Tuesday, October 23, 2012

Transitions once again..

Life is full of transitions isn't it!??!!  We decided to move again, same apartment complex, larger apartment.  This way, everyone will have their own bedroom...I think when our little guy arrives in January everyone will be much happier!

Moving wasn't easy being 6 months pregnant and I'm still settling in.  Putting things away and organizing.  We had a great crew who helped us out.  However, it still doesn't mean living here is nice and easy.  We miss our lovely college town along with our friends.  My 4 year old especially misses her friends.  She gets plenty of social interaction and is making new friends, but she misses those specific relationships that we left behind.

My mom said something that is so true:  You left part of yourself behind.  Ok, now that statement in itself brought me to tears.  She's so right!  I miss that one friend who I could just call and see what she was up to or if she needed any of her kids to come down to our house while she ran errands.  And, she would do the same with me.  Or that one friend where we just enjoyed the kids playing together in the lazy days of summer.

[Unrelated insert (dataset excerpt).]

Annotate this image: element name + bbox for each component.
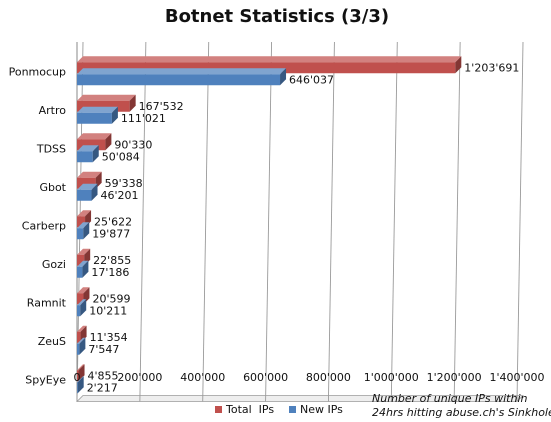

Don't get me wrong.  There are great things going on.  We live near family and that has been a blessing.  Seriously, our daughter is in what I call "grandparent heaven."  We love our church and are getting established there.  My husband has a good job which supplies the finances we need.  All 3 of us(and baby) are healthy...and with all my friends being diagnosed with cancer I'm not taking that for granted. I have friends who have become my family and that has become more evident in this move. I really have many blessings in my life.

I just have days where I want to click my heels and say, "There's no place like Pullman, there's no place like Pullman, there's no place like Pullman."  And be transplanted back to visiting with friends that know me better than most people do here. Obviously, that can't happen, and life wouldn't be the same...but I do miss the life we had.

I realize it takes time to get settled somewhere, but sometimes the unknown in life is the hardest.  I don't know if my husband will truly love his job.  I don't know how long we will live in this state.  I don't know what the future holds.

I do know that I have to trust God in these unknowns.  I have to trust that He has the plan that is best for us and that He brought us back here for a reason. It doesn't mean it will be easy, but no one ever said it would be. So, with all that said, I choose to keep my focus on God and the blessings He has given me.





Wednesday, October 3, 2012

Pregnancy-6 months

Ok, so previously I was at the stage in this pregnancy where people were like "Oh, you're pregnant, I had no idea!"  While I've been thinking, "Yes, I've put on 15 pounds, and my belly is protruding..."  But, since we moved to a new place, all the people I meet would have no idea what I looked like before this pregnancy.  Especially, since a dear family member told me it doesn't look like I've gained weight.  She even added, "And, I'm not saying that just because I'm your sister in law, it's the truth."  I'm just finally LOOKING pregnant...

So now I've crossed a threshold.  I've gone from hearing, "I didn't know you were pregnant"  To, "When are you due??"  And, along with that comes strangers touching my belly. I know, I know, pregnant women are cute...I've always thought that, but I've never had the urge to touch a strangers pregnant belly.  Maybe I will when I'm a happy grandmother and miss those parenting days or maybe I'll just remember that there are some boundaries that aren't meant to be crossed?

Don't get me wrong, I'm not against people touching my belly.  In fact, when it comes to family and friends it really doesn't bother me(maybe a little warning would be nice). One day I even forced my baby brother(who's no longer a baby, but I enjoy reminding him he is;), to touch my belly.  I may have freaked him out a little, but honestly, out of all my siblings he knows me the best.  Just wait until he actually feels this little guy move...this kid already has a strong kick!

And, then there's my 4 year old who all the sudden will realize my belly has grown and start giggling.  She has said things like: "Mama, your belly is growing."  She was also the first out of the family to feel baby brother kick.  And, just the other day she told my parents, "My mom is REALLY pregnant." LOL

All this to say, I'm enjoying this pregnancy as much as I can knowing it is most likely my last.  I'm making sure to keep my sense of humor amongst all of our adjustments in this move. I'm enjoying the fact that my daughter is so excited about her baby brother and has now changed his name to:  Lightning Thunder. 

And, at dinner tonight she informed me: "I actually warn people you are pregnant so you don't bump into people with your belly."  She totally cracks me up with her statements!

Quote found at: http://open.adoptionblogs.com/weblogs/my-top-ten-favorite-adoption-quotes



Tuesday, October 2, 2012

Cancer :(


For those of you who read my blog do you remember these two posts about Julie Longstreet?
Please pray and Please continue to pray. She passed away on September 27th. 

Also, do any of you follow Tricia Minnick.  She just lost her grandmother to cancer.

And, my friend over at http://harmlove.blogspot.com/ found out the other day that her husband's cancer has spread near his pancreas and spleen.  He will have surgery soon.

Please pray for all of these people along with their families!  Along with anyone else you know who's battling cancer or the loss of a loved one.